Un mécanisme d'action qui favorise le risque cancérigène
Au-delà des résultats obtenus in vitro et chez l'animal, c'est le mécanisme d'action même des cytostatiques qui fait suspecter un effet cancérigène. « Les cytostatiques bloquent la division cellulaire caractéristique des cellules cancéreuses, entraînant leur mort ,explique Henri Bastos. Mais ils agissent aussi sur la division des cellules saines, notamment celles qui se renouvellent régulièrement comme les cellules sanguines. Une exposition régulière peut donc entraîner des dérégulations au niveau cellulaire et donc un risque de développer certaines pathologies comme le cancer », poursuit le directeur scientifique. Au-delà de ces connaissances théoriques, peu d'études épidémiologiques étudiant le lien entre exposition professionnelle à ces substances et cancer existent à ce jour.
Des données existent par ailleurs sur le caractère reprotoxique des cytostatiques. « Il faut en tenir compte dans le cadre de la prévention des risques. Nous pourrons les étudier dans une deuxième phase, après celle sur le caractère cancérigène », précise Henry Bastos.
Promouvoir la surveillance médicale des professionnels
L'Anses a identifié 18 principes actifs cytostatiques pour lesquelles des données sont disponibles, et qu'elle préconise d'inclure lors d'une prochaine mise à jour de l'arrêté fixant la liste des procédés cancérigènes en droit du travail. Et ce afin de mieux protéger les divers professionnels exposés, qu'ils soient soignants, vétérinaires, personnels de nettoyage etc.

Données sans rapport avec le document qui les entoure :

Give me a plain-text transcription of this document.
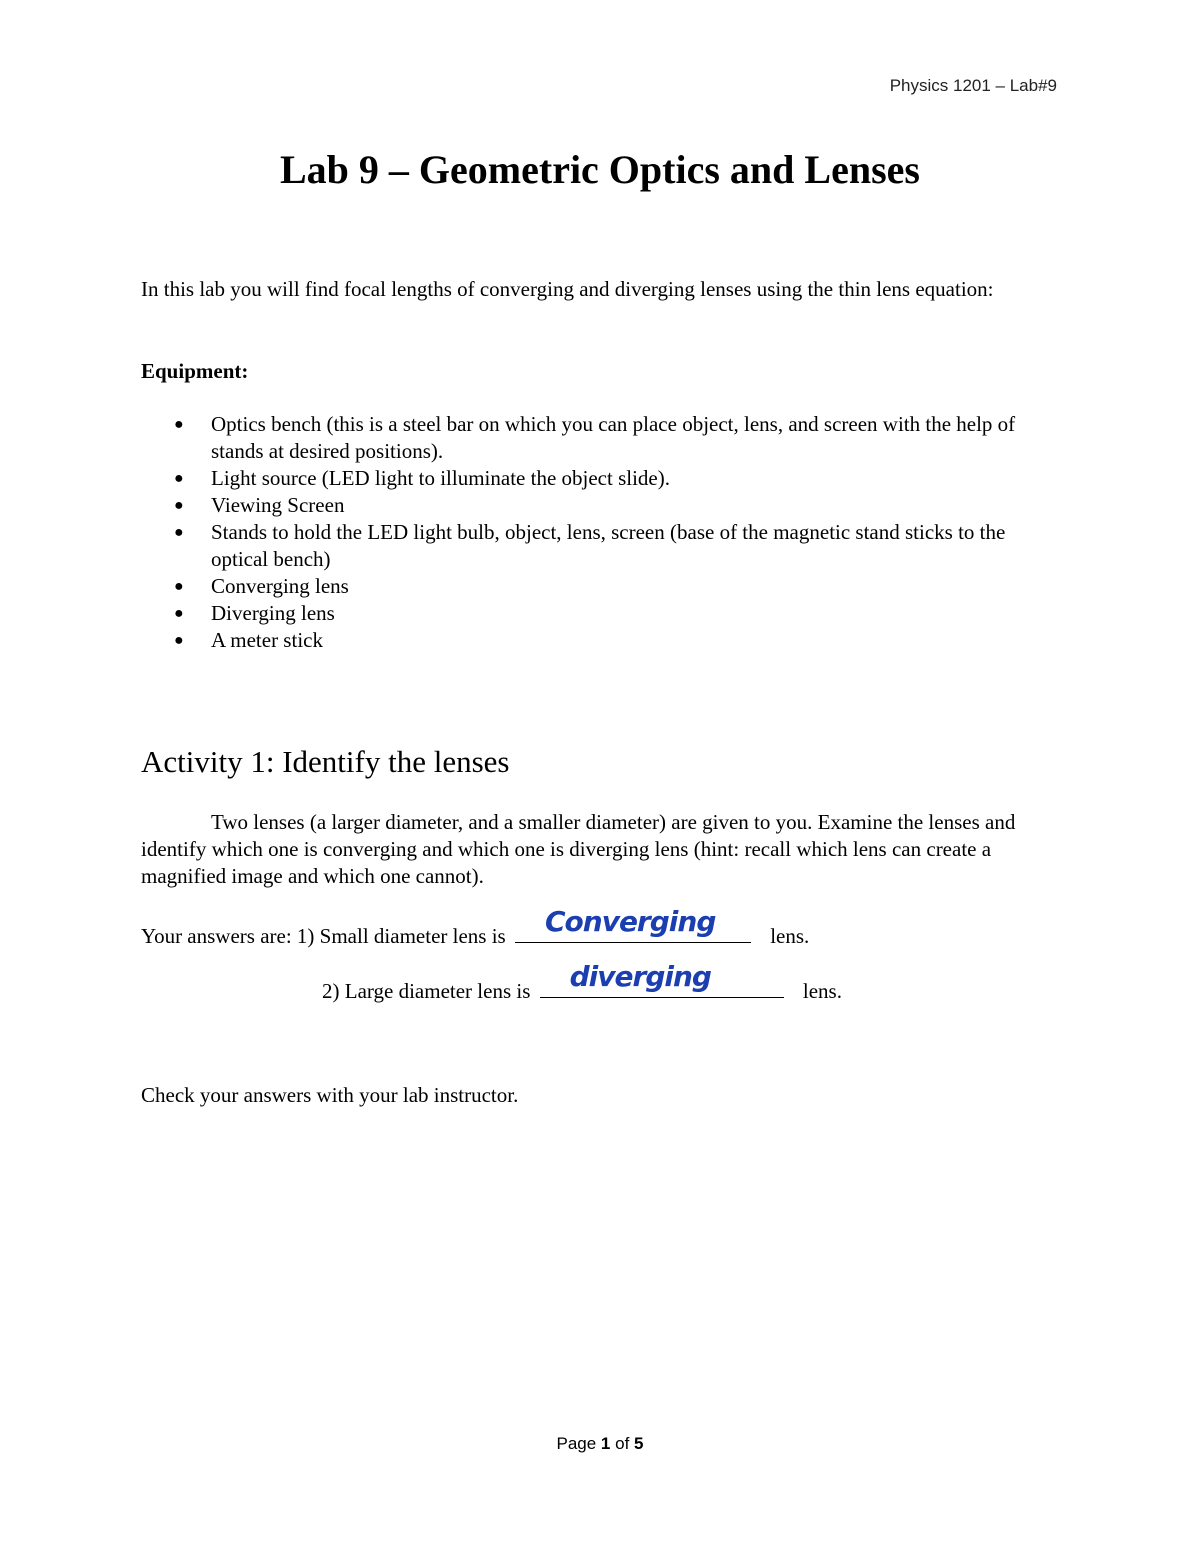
Physics 1201 – Lab#9
Lab 9 – Geometric Optics and Lenses
In this lab you will find focal lengths of converging and diverging lenses using the thin lens equation:
Equipment:
● Optics bench (this is a steel bar on which you can place object, lens, and screen with the help of stands at desired positions).
● Light source (LED light to illuminate the object slide).
● Viewing Screen
● Stands to hold the LED light bulb, object, lens, screen (base of the magnetic stand sticks to the optical bench)
● Converging lens
● Diverging lens
● A meter stick
Activity 1: Identify the lenses
Two lenses (a larger diameter, and a smaller diameter) are given to you. Examine the lenses and identify which one is converging and which one is diverging lens (hint: recall which lens can create a magnified image and which one cannot).
Your answers are: 1) Small diameter lens is Converging	lens.
2) Large diameter lens is diverging	lens.
Check your answers with your lab instructor.
Page 1 of 5
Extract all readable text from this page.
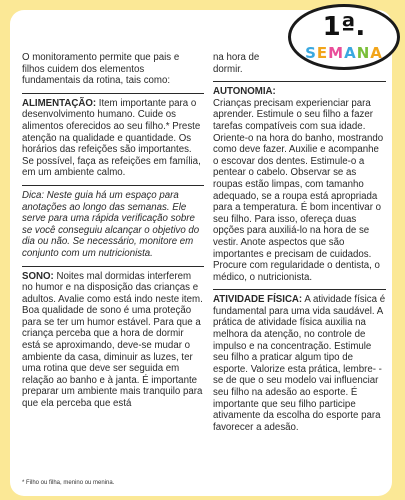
1ª.
SEMANA

O monitoramento permite que pais e filhos cuidem dos elementos fundamentais da rotina, tais como:

ALIMENTAÇÃO: Item importante para o desenvolvimento humano. Cuide os alimentos oferecidos ao seu filho.* Preste atenção na qualidade e quantidade. Os horários das refeições são importantes. Se possível, faça as refeições em família, em um ambiente calmo.

Dica: Neste guia há um espaço para anotações ao longo das semanas. Ele serve para uma rápida verificação sobre se você conseguiu alcançar o objetivo do dia ou não. Se necessário, monitore em conjunto com um nutricionista.

SONO: Noites mal dormidas interferem no humor e na disposição das crianças e adultos. Avalie como está indo neste item. Boa qualidade de sono é uma proteção para se ter um humor estável. Para que a criança perceba que a hora de dormir está se aproximando, deve-se mudar o ambiente da casa, diminuir as luzes, ter uma rotina que deve ser seguida em relação ao banho e à janta. É importante preparar um ambiente mais tranquilo para que ela perceba que está

na hora de dormir.

AUTONOMIA:
Crianças precisam experienciar para aprender. Estimule o seu filho a fazer tarefas compatíveis com sua idade. Oriente-o na hora do banho, mostrando como deve fazer. Auxilie e acompanhe o escovar dos dentes. Estimule-o a pentear o cabelo. Observar se as roupas estão limpas, com tamanho adequado, se a roupa está apropriada para a temperatura. É bom incentivar o seu filho. Para isso, ofereça duas opções para auxiliá-lo na hora de se vestir. Anote aspectos que são importantes e precisam de cuidados. Procure com regularidade o dentista, o médico, o nutricionista.

ATIVIDADE FÍSICA: A atividade física é fundamental para uma vida saudável. A prática de atividade física auxilia na melhora da atenção, no controle de impulso e na concentração. Estimule seu filho a praticar algum tipo de esporte. Valorize esta prática, lembre- -se de que o seu modelo vai influenciar seu filho na adesão ao esporte. É importante que seu filho participe ativamente da escolha do esporte para favorecer a adesão.

* Filho ou filha, menino ou menina.
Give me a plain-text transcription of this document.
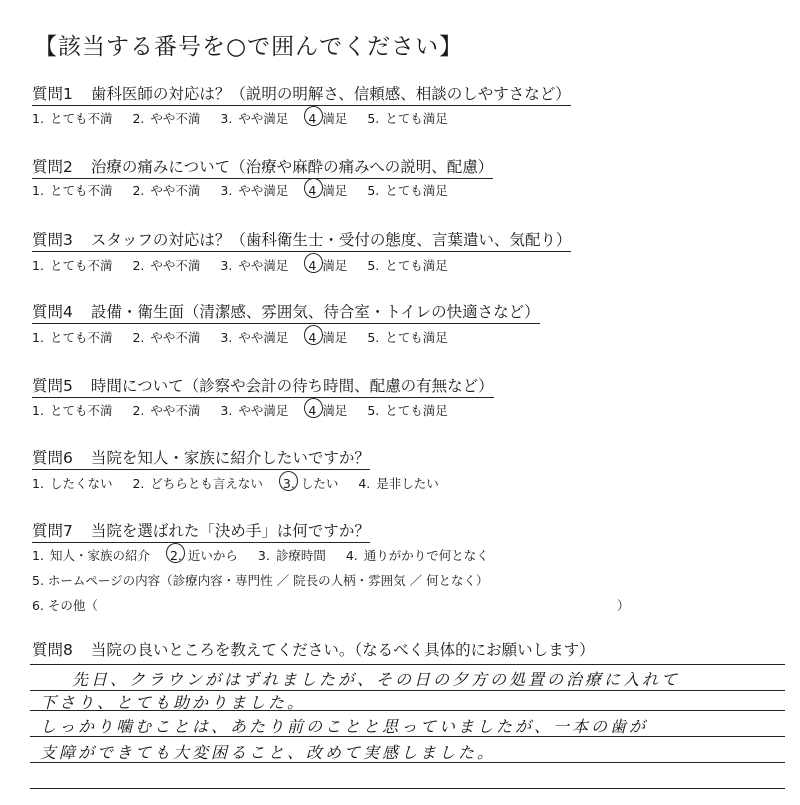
【該当する番号を○で囲んでください】
質問1 歯科医師の対応は？（説明の明解さ、信頼感、相談のしやすさなど）
1. とても不満 2. やや不満 3. やや満足 4 満足 5. とても満足
質問2 治療の痛みについて（治療や麻酔の痛みへの説明、配慮）
1. とても不満 2. やや不満 3. やや満足 4 満足 5. とても満足
質問3 スタッフの対応は？（歯科衛生士・受付の態度、言葉遣い、気配り）
1. とても不満 2. やや不満 3. やや満足 4 満足 5. とても満足
質問4 設備・衛生面（清潔感、雰囲気、待合室・トイレの快適さなど）
1. とても不満 2. やや不満 3. やや満足 4 満足 5. とても満足
質問5 時間について（診察や会計の待ち時間、配慮の有無など）
1. とても不満 2. やや不満 3. やや満足 4 満足 5. とても満足
質問6 当院を知人・家族に紹介したいですか？
1. したくない 2. どちらとも言えない 3. したい 4. 是非したい
質問7 当院を選ばれた「決め手」は何ですか？
1. 知人・家族の紹介 2. 近いから 3. 診療時間 4. 通りがかりで何となく
5. ホームページの内容（診療内容・専門性 ／ 院長の人柄・雰囲気 ／ 何となく）
6. その他（	）
質問8 当院の良いところを教えてください。（なるべく具体的にお願いします）
先日、クラウンがはずれましたが、その日の夕方の処置の治療に入れて
下さり、とても助かりました。
しっかり噛むことは、あたり前のことと思っていましたが、一本の歯が
支障ができても大変困ること、改めて実感しました。
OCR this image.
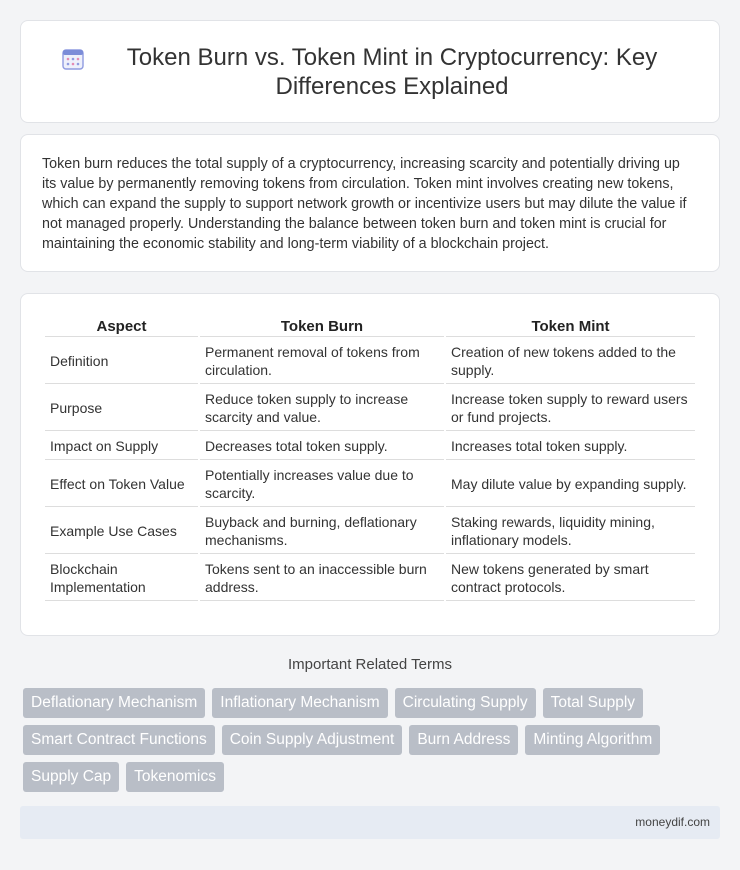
Token Burn vs. Token Mint in Cryptocurrency: Key Differences Explained

Token burn reduces the total supply of a cryptocurrency, increasing scarcity and potentially driving up its value by permanently removing tokens from circulation. Token mint involves creating new tokens, which can expand the supply to support network growth or incentivize users but may dilute the value if not managed properly. Understanding the balance between token burn and token mint is crucial for maintaining the economic stability and long-term viability of a blockchain project.

Aspect	Token Burn	Token Mint
Definition	Permanent removal of tokens from circulation.	Creation of new tokens added to the supply.
Purpose	Reduce token supply to increase scarcity and value.	Increase token supply to reward users or fund projects.
Impact on Supply	Decreases total token supply.	Increases total token supply.
Effect on Token Value	Potentially increases value due to scarcity.	May dilute value by expanding supply.
Example Use Cases	Buyback and burning, deflationary mechanisms.	Staking rewards, liquidity mining, inflationary models.
Blockchain Implementation	Tokens sent to an inaccessible burn address.	New tokens generated by smart contract protocols.
Important Related Terms
Deflationary Mechanism	Inflationary Mechanism	Circulating Supply	Total Supply
Smart Contract Functions	Coin Supply Adjustment	Burn Address	Minting Algorithm
Supply Cap	Tokenomics
moneydif.com
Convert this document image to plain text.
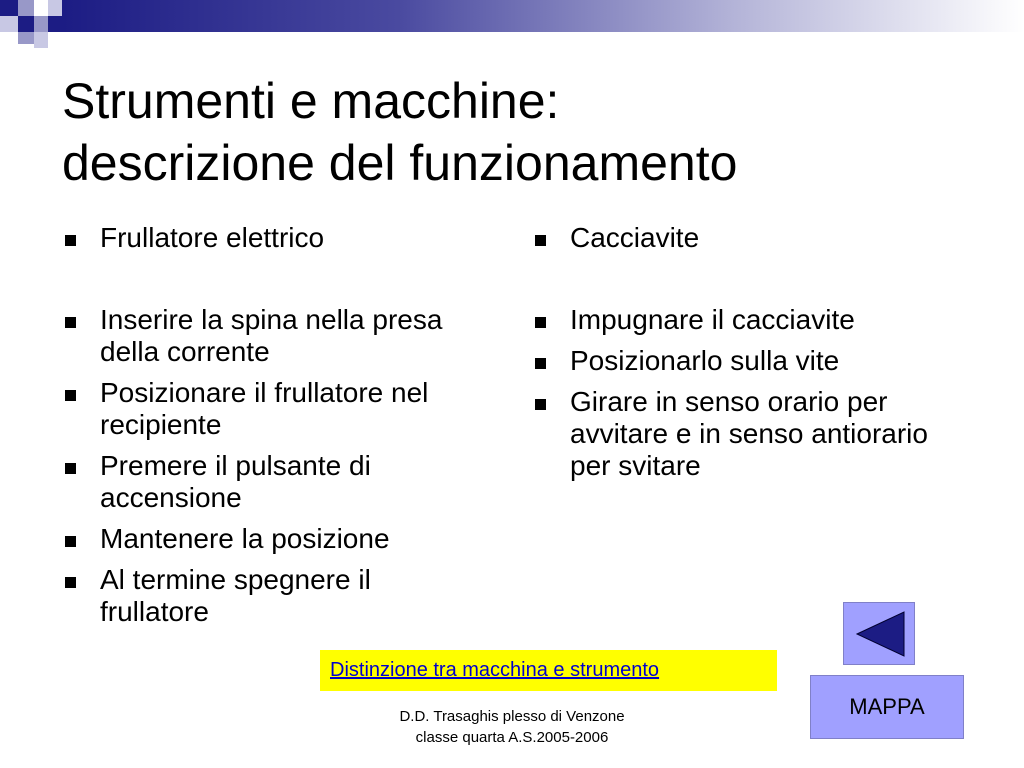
Strumenti e macchine:
descrizione del funzionamento
Frullatore elettrico
Inserire la spina nella presa della corrente
Posizionare il frullatore nel recipiente
Premere il pulsante di accensione
Mantenere la posizione
Al termine spegnere il frullatore
Cacciavite
Impugnare il cacciavite
Posizionarlo sulla vite
Girare in senso orario per avvitare e in senso antiorario per svitare
Distinzione tra macchina e strumento
MAPPA
D.D. Trasaghis plesso di Venzone
classe quarta A.S.2005-2006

Selon les estimations de l'enquête Sumer 2017 de la Dares*, près de 92 000 salariés seraient exposés à ces substances.
Au-delà des professions à risque d'exposition, l'Anses définit les circonstances d'exposition à ces 18 substances : fabrication, conditionnement, préparation, transport, manipulation, mise en œuvre de protocoles impliquant ces substances, contamination via l’environnement de travail ou la gestion des déchets et des excrétions.
« La reconnaissance du caractère cancérigène des cytostatiques va entraîner de facto la mise en œuvre de la réglementation spécifique aux substances CMR (cancérogènes, mutagènes et toxiques pour la reproduction, N.D.L.R.) qui prévoit d'évaluer les risques, sensibiliser, former et informer les salariés et les sous-traitants concernés, mais aussi de mettre en place des mesures appropriées pour les protéger », souligne Henri Bastos, précisant qu'actuellement, il n’y a aucune obligation d’étiquetage des médicaments permettant de prévenir les utilisateurs de leur caractère dangereux.
Si certaines entreprises sont sensibilisées aux précautions à prendre avec ces médicaments, via la médecine du travail notamment, d'autres ne le sont pas : « la réglementation peut aider à promouvoir les mesures de protection adaptées à ces substances mais aussi la surveillance médicale des professionnels », considère le directeur scientifique, ajoutant que la réglementation prévoit aussi des mesures spécifiques concernant par exemple les femmes enceintes et allaitantes.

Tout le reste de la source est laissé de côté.